The researchers also believe that the arrival of Europeans to what was then known as Mesoamerica caused the devastating epidemic. Europeans were susceptible to enteric fever, also known as typhoid fever, and it is very likely that they were carriers for the disease when they arrived to conquer Mesoamerica.
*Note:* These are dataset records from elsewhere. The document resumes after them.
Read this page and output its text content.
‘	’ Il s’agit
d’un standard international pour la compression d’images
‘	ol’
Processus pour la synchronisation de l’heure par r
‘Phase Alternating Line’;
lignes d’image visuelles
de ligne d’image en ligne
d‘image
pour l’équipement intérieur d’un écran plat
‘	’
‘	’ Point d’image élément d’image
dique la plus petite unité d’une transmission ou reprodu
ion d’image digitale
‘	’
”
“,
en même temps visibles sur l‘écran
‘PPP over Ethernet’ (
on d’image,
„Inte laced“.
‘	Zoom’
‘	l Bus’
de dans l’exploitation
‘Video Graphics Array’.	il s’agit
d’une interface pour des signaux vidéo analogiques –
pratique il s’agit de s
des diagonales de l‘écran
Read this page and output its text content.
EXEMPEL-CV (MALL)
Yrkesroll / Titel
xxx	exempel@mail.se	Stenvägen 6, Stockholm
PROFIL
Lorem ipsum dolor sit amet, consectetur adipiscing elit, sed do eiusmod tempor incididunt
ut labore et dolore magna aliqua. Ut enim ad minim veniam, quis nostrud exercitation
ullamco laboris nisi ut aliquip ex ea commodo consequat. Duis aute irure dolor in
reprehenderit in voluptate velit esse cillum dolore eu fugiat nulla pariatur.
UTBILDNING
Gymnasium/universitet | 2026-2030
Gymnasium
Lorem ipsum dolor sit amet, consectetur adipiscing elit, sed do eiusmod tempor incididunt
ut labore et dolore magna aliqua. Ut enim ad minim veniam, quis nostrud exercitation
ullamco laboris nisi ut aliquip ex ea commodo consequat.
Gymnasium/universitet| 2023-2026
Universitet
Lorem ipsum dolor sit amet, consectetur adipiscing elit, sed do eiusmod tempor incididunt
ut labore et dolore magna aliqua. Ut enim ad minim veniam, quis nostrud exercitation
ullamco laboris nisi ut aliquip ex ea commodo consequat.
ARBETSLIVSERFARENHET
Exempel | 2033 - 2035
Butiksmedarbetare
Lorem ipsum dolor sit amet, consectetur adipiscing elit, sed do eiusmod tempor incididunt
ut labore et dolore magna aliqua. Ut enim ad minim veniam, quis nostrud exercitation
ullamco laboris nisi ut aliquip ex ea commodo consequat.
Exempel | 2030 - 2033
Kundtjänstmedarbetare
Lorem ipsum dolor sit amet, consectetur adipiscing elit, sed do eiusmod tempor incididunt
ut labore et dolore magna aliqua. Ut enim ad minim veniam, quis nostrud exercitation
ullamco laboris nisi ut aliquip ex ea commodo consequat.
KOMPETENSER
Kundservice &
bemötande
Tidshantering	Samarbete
Read more: http://edition.cnn.com/2018/01/15/health/salmonella-epidemic-16th-century-mexico/index.html


Source: Nature

Salmonella enterica genomes from victims of a major sixteenth-century epidemic in Mexico

Åshild J. Vågene, Alexander Herbig, Michael G. Campana, Nelly M. Robles García, Christina Warinner, Susanna Sabin, Maria A. Spyrou, Aida Andrades Valtueña, Daniel Huson, Noreen Tuross, Kirsten I. Bos & Johannes Krause

Nature Ecology & Evolution (2018)
Evolutionary biologyEvolutionary geneticsMicrobial genetics
Received: 07 June 2017
Accepted: 07 December 2017
Published online: 15 January 2018


Indigenous populations of the Americas experienced high mortality rates during the early contact period as a result of infectious diseases, many of which were introduced by Europeans. Most of the pathogenic agents that caused these outbreaks remain unknown. Through the introduction of a new metagenomic analysis tool called MALT, applied here to search for traces of ancient pathogen DNA, we were able to identify Salmonella enterica in individuals buried in an early contact era epidemic cemetery at Teposcolula-Yucundaa, Oaxaca in southern Mexico. This cemetery is linked, based on historical and archaeological evidence, to the 1545–1550 CE epidemic that affected large parts of Mexico. Locally, this epidemic was known as ‘cocoliztli’, the pathogenic cause of which has been debated for more than a century. Here, we present genome-wide data from ten individuals for Salmonella enterica subsp. enterica serovar Paratyphi C, a bacterial cause of enteric fever. We propose that S. Paratyphi C be considered a strong candidate for the epidemic population decline during the 1545 cocoliztli outbreak at Teposcolula-Yucundaa.